De nombreux facteurs ont contribué au développement de la crise liée aux opioïdes. Le plus important d’entre eux est la libéralisation de la prescription de ces médicaments pour le traitement de la douleur chronique non liée au cancer, généralement définie comme une douleur qui persiste depuis plus de six mois et est associée à des problèmes de santé comme la lombalgie et l’arthrite. L’utilisation des opioïdes pour traiter les problèmes de ce type a fait l’objet de controverses pendant de nombreuses décennies, puis est devenue courante dans les années 1990 et 2000. Elle suscite cependant à nouveau la controverse aujourd’hui (voir les ressources ci-dessous).

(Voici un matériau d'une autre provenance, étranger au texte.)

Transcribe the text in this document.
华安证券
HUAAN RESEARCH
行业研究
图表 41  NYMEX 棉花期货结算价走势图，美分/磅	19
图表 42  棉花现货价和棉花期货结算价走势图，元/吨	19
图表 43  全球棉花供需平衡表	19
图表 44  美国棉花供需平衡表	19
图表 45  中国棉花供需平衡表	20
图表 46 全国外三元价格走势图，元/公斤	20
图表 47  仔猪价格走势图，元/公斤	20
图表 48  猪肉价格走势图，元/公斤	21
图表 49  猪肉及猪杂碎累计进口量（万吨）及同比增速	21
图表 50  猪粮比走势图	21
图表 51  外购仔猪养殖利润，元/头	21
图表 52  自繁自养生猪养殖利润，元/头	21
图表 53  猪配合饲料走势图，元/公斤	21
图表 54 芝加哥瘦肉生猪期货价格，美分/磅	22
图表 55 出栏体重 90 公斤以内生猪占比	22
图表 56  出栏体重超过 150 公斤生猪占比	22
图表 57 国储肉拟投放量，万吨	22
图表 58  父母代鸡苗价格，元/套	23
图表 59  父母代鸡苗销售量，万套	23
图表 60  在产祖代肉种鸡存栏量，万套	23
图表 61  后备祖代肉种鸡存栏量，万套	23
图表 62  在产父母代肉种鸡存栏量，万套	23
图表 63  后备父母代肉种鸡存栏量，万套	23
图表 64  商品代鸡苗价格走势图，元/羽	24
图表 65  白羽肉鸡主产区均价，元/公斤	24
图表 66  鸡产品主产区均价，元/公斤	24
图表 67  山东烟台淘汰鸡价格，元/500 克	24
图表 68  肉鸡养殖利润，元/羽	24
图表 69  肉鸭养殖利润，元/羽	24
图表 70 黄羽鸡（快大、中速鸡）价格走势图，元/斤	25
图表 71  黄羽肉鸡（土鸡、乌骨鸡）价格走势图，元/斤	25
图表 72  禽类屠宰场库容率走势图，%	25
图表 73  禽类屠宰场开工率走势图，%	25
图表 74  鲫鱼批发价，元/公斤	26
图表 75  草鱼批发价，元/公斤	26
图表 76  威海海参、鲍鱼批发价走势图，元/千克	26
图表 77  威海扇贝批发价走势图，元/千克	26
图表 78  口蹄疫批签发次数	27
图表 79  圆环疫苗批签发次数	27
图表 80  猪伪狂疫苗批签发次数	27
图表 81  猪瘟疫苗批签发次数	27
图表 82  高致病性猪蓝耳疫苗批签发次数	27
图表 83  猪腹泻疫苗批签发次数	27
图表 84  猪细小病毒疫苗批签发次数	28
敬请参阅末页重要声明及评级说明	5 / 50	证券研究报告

Jusque dans les années 1990, en raison de préoccupations liées à la possibilité que les patients développent une dépendance, les médecins étaient généralement réticents à l’idée de prescrire des opioïdes, sauf pour calmer la douleur endurée par les patients en phase terminale, la douleur postopératoire et la douleur liée au cancer. Cette réticence était en partie motivée par l’exemple de la période de la fin du XIXe siècle et au début du XXe siècle, pendant laquelle l’usage de l’opium à des fins thérapeutiques était largement répandu et a mené à d’importants problèmes de dépendance (l’oxycodone est un analgésique synthétisé à partir de dérivés de l’opium).

À partir de la fin des années 1990, l’arrivée sur le marché de l’oxycodone à action prolongée et des campagnes de marketing aussi persuasives que controversées, particulièrement en ce qui concerne l’OxyContin, ont toutefois contribué à modifier l’attitude des médecins, entre autres celle des omnipraticiens, à l’égard des opioïde. Notamment à partir du moment où l’American Pain Society et d’autres organismes, dont plusieurs bénéficiaient d’un soutien financier des fabricants d’opioïdes, ont commencé à appuyer et à promouvoir l’utilisation de ce type de médicaments pour le traitement de la douleur chronique. La grande majorité des ordonnances d’opioïdes au Canada sont rédigées par des omnipraticiens.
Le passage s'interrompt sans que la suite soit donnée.